Install in Development Mode (recommended):
```
uv pip install -e .
```

Alternatively, install directly from PyPI:

uv pip install transcriptformer

Downloading Model Weights: Accessing the Power of TranscriptFormer

The pre-trained model weights are stored on AWS S3. Use the provided download_artifacts.py script to download the specific models you need.

Downloading Specific Models:

python download_artifacts.py tf-sapiens
python download_artifacts.py tf-exemplar
python download_artifacts.py tf-metazoa

Downloading All Models and Embeddings:

python download_artifacts.py all
python download_artifacts.py all-embeddings

Running Inference: Unleashing the Power of Generative Single-Cell Analysis

The inference.py script provides a user-friendly interface for running TranscriptFormer. It uses Hydra for configuration, allowing flexible parameter adjustments.

Basic Inference Command:

python inference.py --config-name=inference_config.yaml model.checkpoint_path=./checkpoints/tf_sapiens

Key Parameters to Consider:

model.checkpoint_path: Path to the model weights.
model.inference_config.data_files: Path to your input data (H5AD format).
model.inference_config.pretrained_embedding: Path to pretrained embeddings for out-of-distribution species.
model.inference_config.batch_size: Adjust batch size based on your GPU VRAM.

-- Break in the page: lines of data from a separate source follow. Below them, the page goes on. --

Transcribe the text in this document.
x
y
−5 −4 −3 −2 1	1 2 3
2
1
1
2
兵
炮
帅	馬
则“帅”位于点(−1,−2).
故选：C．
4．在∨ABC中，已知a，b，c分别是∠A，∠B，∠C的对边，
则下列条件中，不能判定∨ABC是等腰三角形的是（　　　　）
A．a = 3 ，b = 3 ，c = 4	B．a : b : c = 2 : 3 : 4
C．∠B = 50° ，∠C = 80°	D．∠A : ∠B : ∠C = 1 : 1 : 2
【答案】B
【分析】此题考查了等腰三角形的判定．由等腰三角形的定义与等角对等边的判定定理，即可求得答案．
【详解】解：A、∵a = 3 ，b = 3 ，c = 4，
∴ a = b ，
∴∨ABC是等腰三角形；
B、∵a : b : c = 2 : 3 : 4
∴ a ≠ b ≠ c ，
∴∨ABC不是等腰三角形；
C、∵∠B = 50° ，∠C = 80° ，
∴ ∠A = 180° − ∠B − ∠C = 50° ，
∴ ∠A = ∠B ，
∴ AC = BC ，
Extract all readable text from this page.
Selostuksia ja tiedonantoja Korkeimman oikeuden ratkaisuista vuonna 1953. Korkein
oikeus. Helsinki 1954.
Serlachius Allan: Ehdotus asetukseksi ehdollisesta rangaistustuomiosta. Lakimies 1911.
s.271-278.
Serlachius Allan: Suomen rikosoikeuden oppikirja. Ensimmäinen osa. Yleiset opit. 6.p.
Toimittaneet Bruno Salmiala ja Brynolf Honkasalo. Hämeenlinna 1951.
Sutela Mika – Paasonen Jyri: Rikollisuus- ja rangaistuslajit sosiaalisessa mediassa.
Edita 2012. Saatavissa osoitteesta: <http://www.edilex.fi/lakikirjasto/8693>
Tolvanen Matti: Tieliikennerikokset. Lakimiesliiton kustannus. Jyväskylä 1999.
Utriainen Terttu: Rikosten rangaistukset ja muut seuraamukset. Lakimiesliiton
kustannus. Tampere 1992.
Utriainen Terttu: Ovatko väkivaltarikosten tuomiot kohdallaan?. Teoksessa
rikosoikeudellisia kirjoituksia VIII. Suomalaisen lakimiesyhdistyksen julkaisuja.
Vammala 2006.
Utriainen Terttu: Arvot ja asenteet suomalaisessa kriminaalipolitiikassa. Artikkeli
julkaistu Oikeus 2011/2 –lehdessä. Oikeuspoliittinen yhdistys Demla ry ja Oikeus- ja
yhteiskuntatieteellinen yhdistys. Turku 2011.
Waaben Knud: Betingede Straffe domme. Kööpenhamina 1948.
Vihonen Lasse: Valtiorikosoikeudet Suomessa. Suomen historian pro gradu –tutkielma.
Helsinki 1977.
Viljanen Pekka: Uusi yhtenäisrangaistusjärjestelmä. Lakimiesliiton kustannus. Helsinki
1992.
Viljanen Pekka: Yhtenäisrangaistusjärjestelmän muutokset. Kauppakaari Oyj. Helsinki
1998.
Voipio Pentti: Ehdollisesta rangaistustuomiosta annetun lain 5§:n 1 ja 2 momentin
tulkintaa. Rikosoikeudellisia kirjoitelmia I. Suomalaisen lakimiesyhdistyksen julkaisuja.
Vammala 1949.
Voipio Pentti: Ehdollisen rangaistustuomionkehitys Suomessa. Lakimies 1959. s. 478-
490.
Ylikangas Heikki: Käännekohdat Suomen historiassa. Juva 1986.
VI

Input Data Format: Preparing Your Data for TranscriptFormer

Ensure your input data is in H5AD format (AnnData objects) with specific requirements:

Gene IDs: The var dataframe must contain an ensembl_id column populated with Ensembl gene identifiers.
Expression Data: Raw count data should be stored in the adata.X matrix.
Cell Metadata: Any cell metadata in the obs dataframe will be preserved in the output.

Output Format: Understanding Your Results

The inference results are saved as an AnnData object (embeddings.h5ad) in the output directory.

Key Output Components:

Cell Embeddings: Stored in obsm['embeddings'].
Original Cell Metadata: Preserved in the obs dataframe.
Log-Likelihood Scores: Found in uns['llh'] (if available).

Hardware and Software: What You Need to Run TranscriptFormer

To run TranscriptFormer efficiently, especially for inference and embedding extraction, a GPU (A100 40GB recommended) is beneficial. You can also use a GPU with less VRAM (16GB) by reducing the inference batch size to 1-4. The core software dependencies include PyTorch, PyTorch Lightning, anndata, scanpy, and others. Refer to the pyproject.toml file for a complete list of dependencies.

Contributing and Staying Secure

The TranscriptFormer project welcomes contributions, adhering to the Contributor Covenant code of conduct. Security is paramount; responsibly report any security issues to [email protected].

Citing TranscriptFormer

If you use TranscriptFormer in your research, please cite the following publication:

Pearce, J. D., et. al. (2025). A Cross-Species Generative Cell Atlas Across 1.5 Billion Years of Evolution: The TranscriptFormer Single-cell Model. bioRxiv.

By leveraging TranscriptFormer, you can unlock new insights into cellular evolution, disease mechanisms, and gene regulation.